Classic Kale Feta Pasta Salad

Delicious Classic Kale Feta Pasta Salad recipe with step-by-step instructions.
Prep Time 35 minutes
Cook Time 1 hour 10 minutes
Total Time 1 hour 45 minutes
Servings: 4 servings
Calories: 950

Ingredients
  

For the salad::
  • 1.5 cups pasta (I always use Barilla rotini for the best texture)
  • 3 cups kale (stems removed and sliced into 1/2-inch ribbons)
  • 1/2 cup sun dried tomatoes (finely chopped into 1/4-inch pieces)
  • 1/3 cup parmesan
  • 1/3 cup feta
For the dressing::
  • 1/2 cup basil (packed tightly to ensure a vibrant green color)
  • 1/4 cup olive oil (I prefer California Olive Ranch for its smooth finish)
  • 2.5 tsp white wine vinegar
  • 3 garlic cloves
  • 1/2 tsp salt
  • black pepper
  • 1 tbsp fresh lemon juice
  • 1/4 tsp red pepper flakes

Method
 

  1. While you start boiling water for the pasta, remove the kale stems and slice the leaves into 1/2-inch ribbons.

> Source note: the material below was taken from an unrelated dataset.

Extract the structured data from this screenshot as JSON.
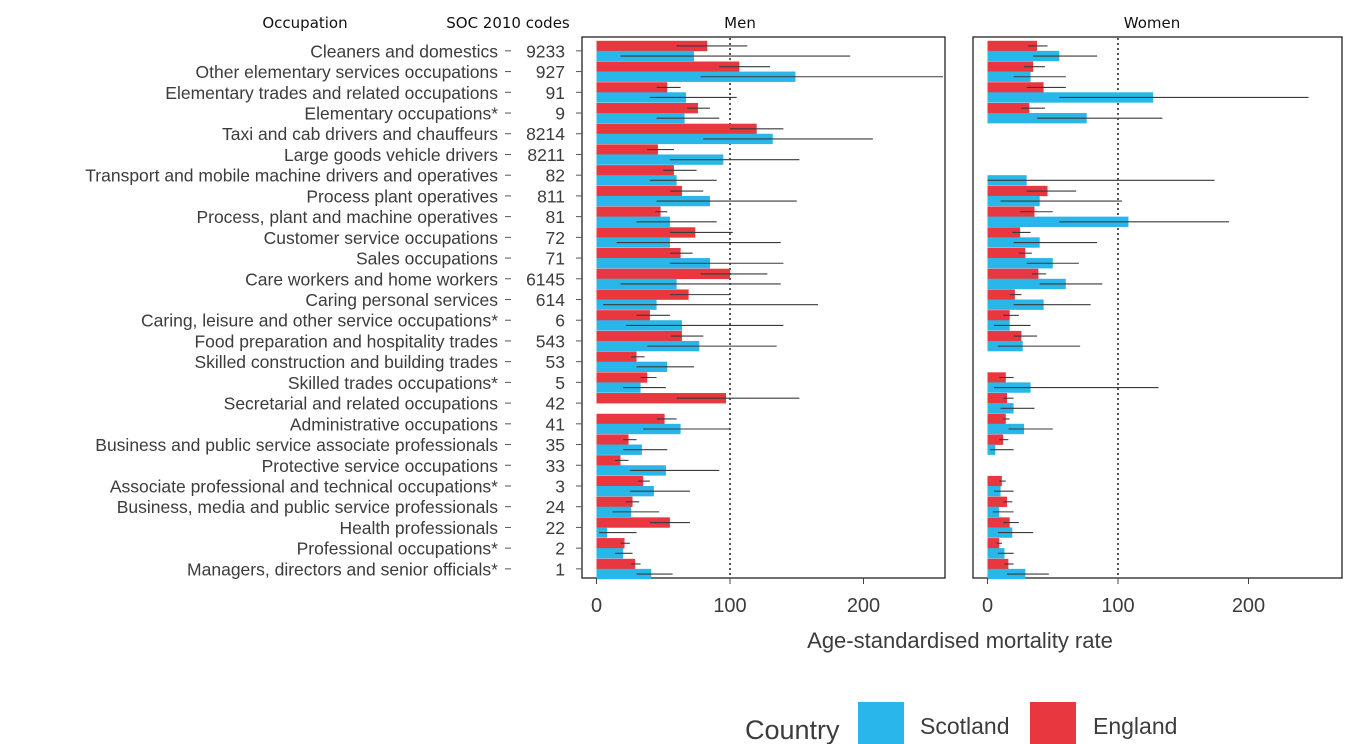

Finely chop the sun-dried tomatoes into 1/4-inch pieces, mince the garlic cloves, and pack the basil tightly to measure accurately. Once prepped, place the sliced kale in a large bowl and drizzle with 1 tablespoon of the olive oil. Massage the kale vigorously with your hands for 1-2 minutes until it becomes tender and darkens slightly—this breaks down the fibers and makes it much more pleasant to eat in a cold salad.
  2. Boil salted water in a pot and cook the pasta according to package directions until al dente. Drain well in a colander and set aside to cool slightly. I find that letting the pasta cool for a few minutes before mixing prevents the cheeses from getting too oily and clumpy.
  3. While the pasta cooks, combine the garlic, basil, white wine vinegar, lemon juice, remaining 3 tablespoons of olive oil, salt, pepper, and red pepper flakes in a food processor. Pulse until the basil and garlic are finely incorporated and you have a vibrant green dressing with a pourable consistency. Taste and adjust seasoning as needed—the dressing should be balanced between bright acidity and herbaceous flavor.
  4. In the same large bowl with the massaged kale, add the cooled pasta, sun-dried tomatoes, parmesan, and feta. Pour the dressing from Step 3 over everything and toss thoroughly until all components are evenly coated and distributed. Make sure to scrape the bottom of the bowl to incorporate any dressing that settles.
  5. Cover the bowl and refrigerate for at least 1 hour before serving. This allows the flavors to meld together and the kale to become even more tender. The pasta salad actually tastes better the next day, so don't hesitate to make it ahead for gatherings.